Chapter One: A Visit to Calcutta
After twenty years of hiding and being alone Helen decided to make connections with the human race once more. The gut feeling told her she should go to Calcutta and she hadn't questioned it. The land was full of dying souls and they would need her help.
When she entered Calcutta she forced herself to take a deep breath. The natural features of Calcutta may be beautiful, but she did smell so much misery, frustration, and fear. This sharp contrast could break anyone's heart.
The twilight sky was a beautiful deep shade of purple and blue. The stars are twinkling softly and the lights from buildings are shining brightly with a crisp, gold hue. However, Helen tried to take no notice of the hypnotizing view as she jogged to the task at hand. She can feel the clock ticking and she sprinted even harder without gasping for breath or breaking a sweat.
Ten minutes later she was in front of a drab tent and knew this is where she needed to be. She moved the flap and entered. A doctor in his late twenties was hovering over a sick and crazed boy who kept flinging his arms and screaming. The young man looked at Helen with brown eyes that screamed for help. "Miss, could you please hold this kid down while I fetch a syringe?! I can't get him to stay calm!"
Helen nodded instead of answering because she didn't know how she would sound after twenty years of not uttering a word.
"Great!" the man shouted. The man shoved the screaming boy in Helen's arms and dashed away for the medication.
"AAAAAAAAHHHHHHHHhhhhhhhhhhh…" the boy suddenly quieted as he listened to Helen…singing the same song his mother sang to him as a baby… "How does she know my song?" the boy thought to himself.
"Are you alright?" Helen finally spoke. "What caused you to scream so much?"
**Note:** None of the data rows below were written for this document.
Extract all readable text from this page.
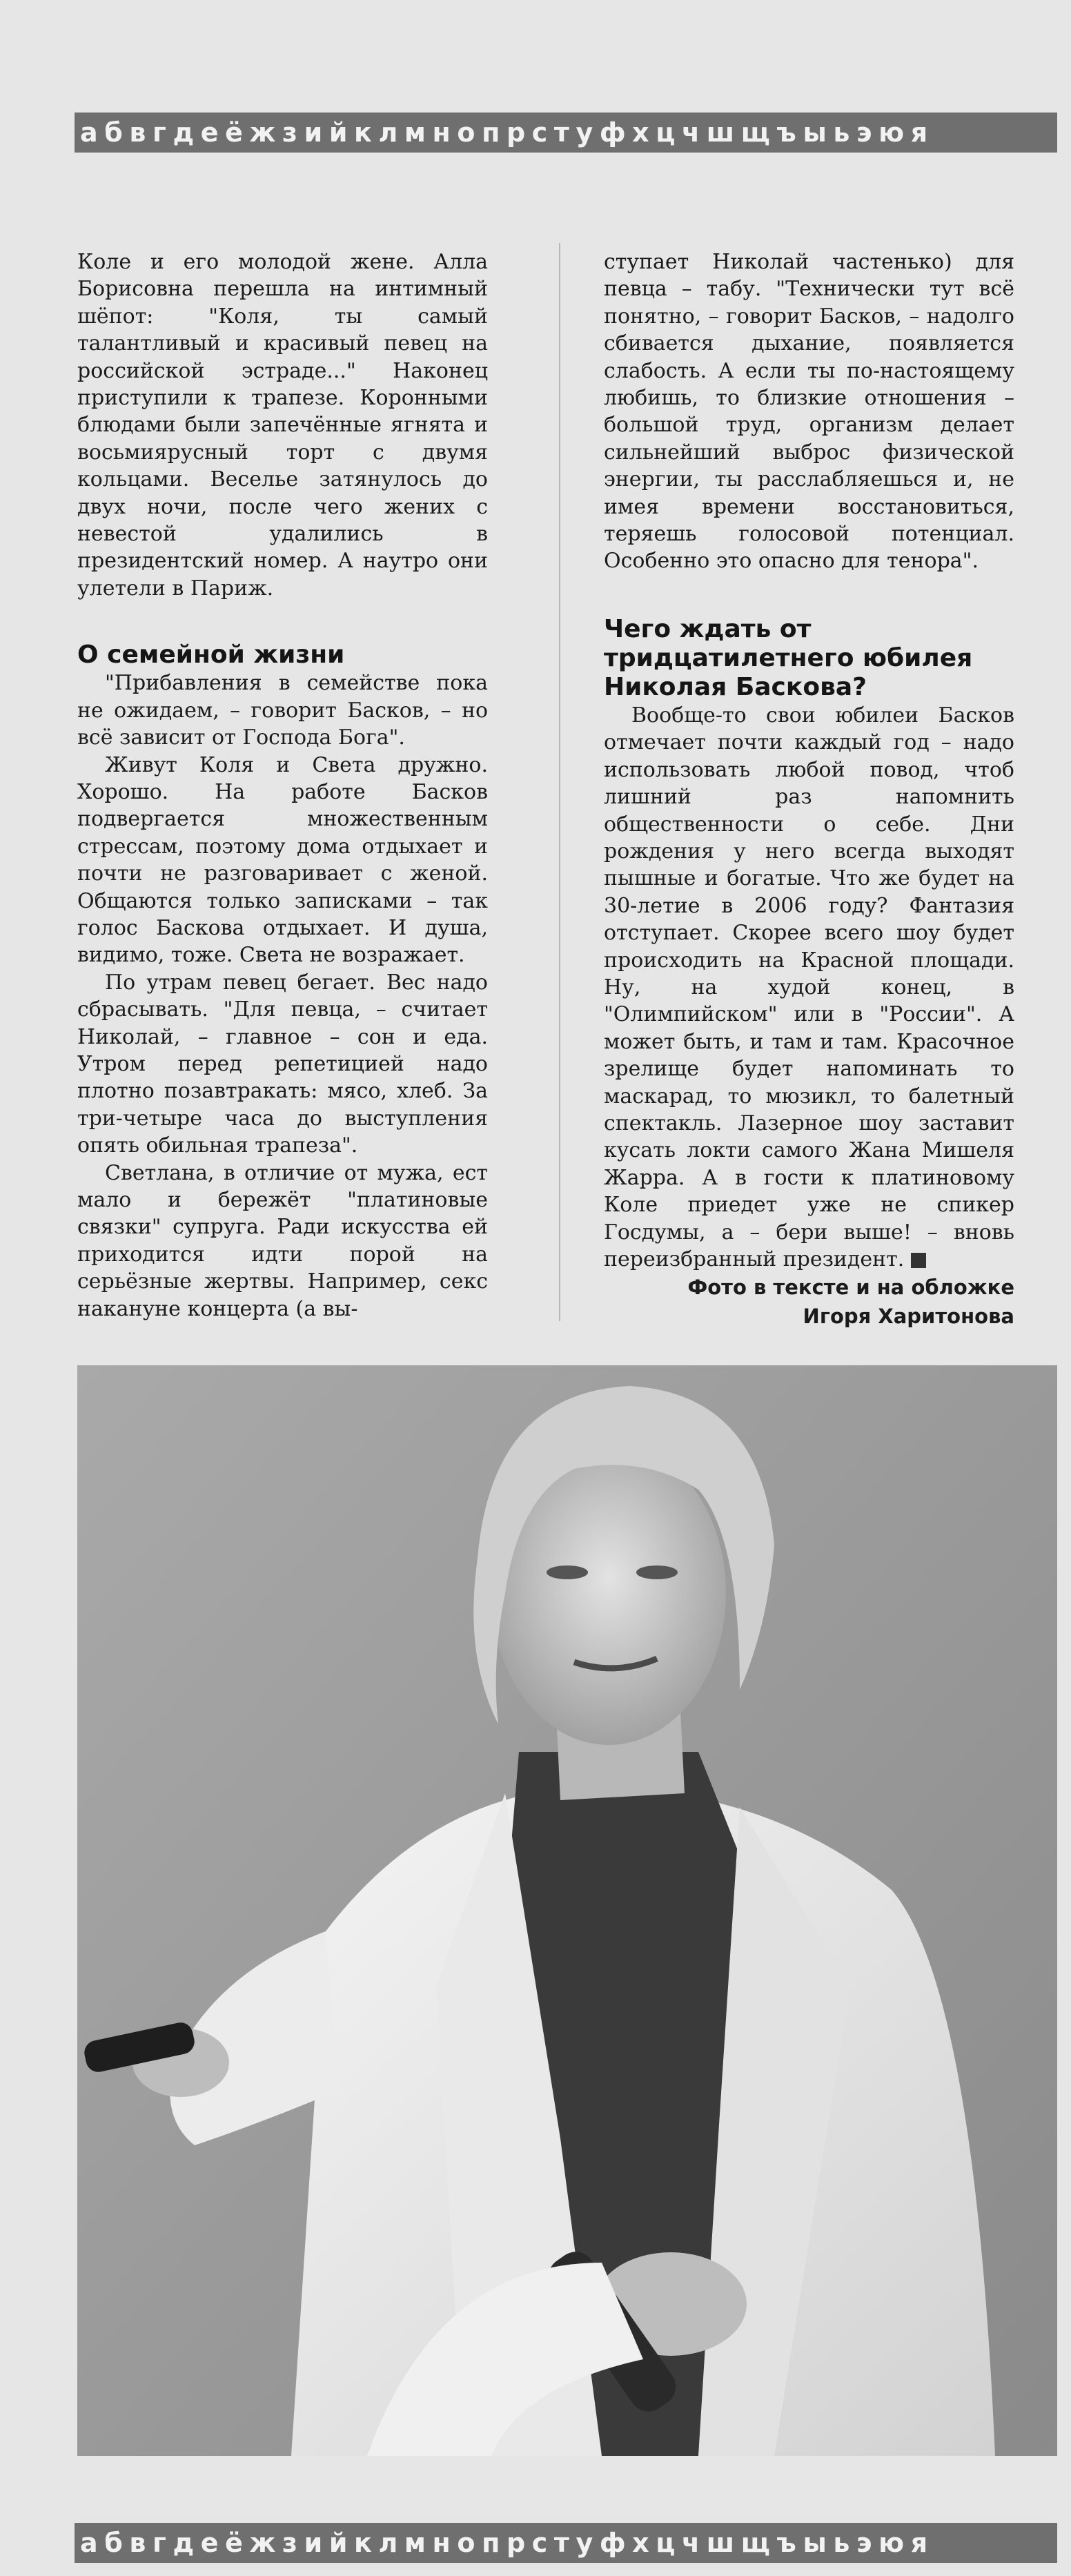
абвгдеёжзийклмнопрстуфхцчшщъыьэюя

Коле и его молодой жене. Алла Борисовна перешла на интимный шёпот: "Коля, ты самый талантливый и красивый певец на российской эстраде..." Наконец приступили к трапезе. Коронными блюдами были запечённые ягнята и восьмиярусный торт с двумя кольцами. Веселье затянулось до двух ночи, после чего жених с невестой удалились в президентский номер. А наутро они улетели в Париж.

О семейной жизни

"Прибавления в семействе пока не ожидаем, – говорит Басков, – но всё зависит от Господа Бога".

Живут Коля и Света дружно. Хорошо. На работе Басков подвергается множественным стрессам, поэтому дома отдыхает и почти не разговаривает с женой. Общаются только записками – так голос Баскова отдыхает. И душа, видимо, тоже. Света не возражает.

По утрам певец бегает. Вес надо сбрасывать. "Для певца, – считает Николай, – главное – сон и еда. Утром перед репетицией надо плотно позавтракать: мясо, хлеб. За три-четыре часа до выступления опять обильная трапеза".

Светлана, в отличие от мужа, ест мало и бережёт "платиновые связки" супруга. Ради искусства ей приходится идти порой на серьёзные жертвы. Например, секс накануне концерта (а вы-

ступает Николай частенько) для певца – табу. "Технически тут всё понятно, – говорит Басков, – надолго сбивается дыхание, появляется слабость. А если ты по-настоящему любишь, то близкие отношения – большой труд, организм делает сильнейший выброс физической энергии, ты расслабляешься и, не имея времени восстановиться, теряешь голосовой потенциал. Особенно это опасно для тенора".

Чего ждать от тридцатилетнего юбилея Николая Баскова?

Вообще-то свои юбилеи Басков отмечает почти каждый год – надо использовать любой повод, чтоб лишний раз напомнить общественности о себе. Дни рождения у него всегда выходят пышные и богатые. Что же будет на 30-летие в 2006 году? Фантазия отступает. Скорее всего шоу будет происходить на Красной площади. Ну, на худой конец, в "Олимпийском" или в "России". А может быть, и там и там. Красочное зрелище будет напоминать то маскарад, то мюзикл, то балетный спектакль. Лазерное шоу заставит кусать локти самого Жана Мишеля Жарра. А в гости к платиновому Коле приедет уже не спикер Госдумы, а – бери выше! – вновь переизбранный президент.

Фото в тексте и на обложке
Игоря Харитонова
абвгдеёжзийклмнопрстуфхцчшщъыьэюя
"I have dreams…of a giant snake rising from that ocean," the boy pointed in the direction of the waters. "It was going to eat us and squeeze the world."
Helen felt an unexplainable alarm in her, but it quickly went away as tried to find why she felt it. "Do you know what you need?" Helen asked him. The boy shook his head. "You need a hero. You can be a hero by showing those monsters what kindness means, because even monsters have nightmares."
The boy gave her a confused look. "How will that help me?"
Helen showed a look in her eyes of a twenty year old memory that will forever haunt her. "If you also kill, then you are no better than that monster."